You did not expect: Champ Bailey to get burnt several times by Smith or Reed to be most conspicuous by his absence, with three uneventful tackles and a bad-idea punt return in overtime. (Inserted for his veteran savvy, Reed fielded a punt inside the five-yard line.) Lewis had 17 tackles, but in a moment that appeared to signify the end of an era of Ravens football, he chased Thomas toward the end zone after a screen pass and … tripped over Reed. The guard changed in Baltimore: Corey Graham caught the tip drill interceptions instead of Reed, Paul Kruger made the open-field plays instead of Lewis, and Terrell Suggs recorded two sacks to ensure a smooth transition.

 You expected: Peyton Manning to lead an inspired drive in the fourth quarter to take the lead, assuming you are a Manning fan who recognizes his status as one of the greatest players in NFL history. Or, you expected Peyton Manning to come up short and commit several turnovers in a cold-weather game, if you are a subscriber to the chokity-choke chokarific chokezilla chokesanity school of irrational Manning bashing.

You did not expect: Both.

There is so much more. You did not expect the Ravens to lose their running game (they went through one sequence where Rice got three carries in 18 offensive plays) then rediscover it before disaster struck. You did not expect Knowshon Moreno to catch a touchdown pass on a stop-and-go route from an empty backfield set, then leave the game with a knee injury. You did not expect Jacoby Jones to be the hero of a playoff game. You did not expect Brandon Stokely to nearly be the hero of a playoff game in the second decade of the 21st century. You did not expect Michael Oher and Bryant McKinnie to get away with so much holding in a game with 18 penalties.
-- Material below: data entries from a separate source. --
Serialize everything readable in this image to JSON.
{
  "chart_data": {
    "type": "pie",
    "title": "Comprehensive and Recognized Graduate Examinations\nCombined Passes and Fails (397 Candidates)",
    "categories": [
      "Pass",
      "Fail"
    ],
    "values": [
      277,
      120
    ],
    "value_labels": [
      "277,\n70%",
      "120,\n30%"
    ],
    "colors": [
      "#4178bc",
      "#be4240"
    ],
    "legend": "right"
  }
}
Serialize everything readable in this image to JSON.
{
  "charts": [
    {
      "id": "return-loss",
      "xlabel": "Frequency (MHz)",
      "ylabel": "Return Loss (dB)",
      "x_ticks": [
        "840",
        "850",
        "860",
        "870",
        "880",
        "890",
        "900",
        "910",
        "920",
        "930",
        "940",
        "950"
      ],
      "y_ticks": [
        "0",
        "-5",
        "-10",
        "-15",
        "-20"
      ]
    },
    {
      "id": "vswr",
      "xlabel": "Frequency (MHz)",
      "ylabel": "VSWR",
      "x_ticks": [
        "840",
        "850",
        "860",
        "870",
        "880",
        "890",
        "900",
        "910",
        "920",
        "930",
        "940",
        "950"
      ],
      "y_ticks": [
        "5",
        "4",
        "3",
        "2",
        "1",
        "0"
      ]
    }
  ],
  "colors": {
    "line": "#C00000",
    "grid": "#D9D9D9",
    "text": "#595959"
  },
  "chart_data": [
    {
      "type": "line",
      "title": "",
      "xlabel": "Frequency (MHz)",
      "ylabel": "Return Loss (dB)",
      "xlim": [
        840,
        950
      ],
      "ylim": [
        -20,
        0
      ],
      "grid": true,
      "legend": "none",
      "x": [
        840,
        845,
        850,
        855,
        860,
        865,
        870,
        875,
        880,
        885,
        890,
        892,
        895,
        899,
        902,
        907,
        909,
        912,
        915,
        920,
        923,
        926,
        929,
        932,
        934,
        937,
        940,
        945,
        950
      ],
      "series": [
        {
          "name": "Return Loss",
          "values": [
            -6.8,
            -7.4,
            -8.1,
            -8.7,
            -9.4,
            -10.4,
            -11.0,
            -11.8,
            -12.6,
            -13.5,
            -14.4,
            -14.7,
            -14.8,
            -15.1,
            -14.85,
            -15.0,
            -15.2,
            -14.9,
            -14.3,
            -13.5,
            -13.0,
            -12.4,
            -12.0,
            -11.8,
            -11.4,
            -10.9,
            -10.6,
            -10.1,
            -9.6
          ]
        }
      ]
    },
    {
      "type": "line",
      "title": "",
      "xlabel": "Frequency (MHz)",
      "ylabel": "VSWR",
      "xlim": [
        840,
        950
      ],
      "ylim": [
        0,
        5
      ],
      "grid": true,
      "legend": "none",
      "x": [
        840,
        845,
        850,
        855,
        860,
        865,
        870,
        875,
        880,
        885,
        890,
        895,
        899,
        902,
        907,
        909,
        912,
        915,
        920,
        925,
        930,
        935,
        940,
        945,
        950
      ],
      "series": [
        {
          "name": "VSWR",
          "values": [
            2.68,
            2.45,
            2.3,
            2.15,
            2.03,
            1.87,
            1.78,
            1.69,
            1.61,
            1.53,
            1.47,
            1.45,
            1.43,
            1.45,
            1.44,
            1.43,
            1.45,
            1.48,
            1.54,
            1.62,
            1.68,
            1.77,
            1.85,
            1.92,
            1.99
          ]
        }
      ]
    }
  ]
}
You did not expect Von Miller to finally escape all of that holding, crash into Flacco’s legs, bounce off, and briefly hurt himself.

Simultaneously confirming and defying expectations may be the mark of a truly great game. The Ravens upset made a mockery of all the easy storylines and lazy mythmaking. Great quarterbacks like Manning lead game-winning drives in playoff games, but those drives don’t always win games. Ordinary players like Trindon Holliday have career games, yet remain ordinary. Flacco keeps showing up in the AFC Championship game, whether anyone thinks he belongs there or not. Nothing about the Ravens upset turned out the way we expected, yet everything did: Manning audibled and battled, Flacco bombed, Lewis tackled and howled, Fox played it safe. Both Manning and the Broncos have a habit of first round losses after magnificent seasons, and the Ravens have a way of lingering. It all happened again, the expected result you could not expect.

Saturday’s Ravens upset was a Ravens game and a Manning game like any other. Only more so.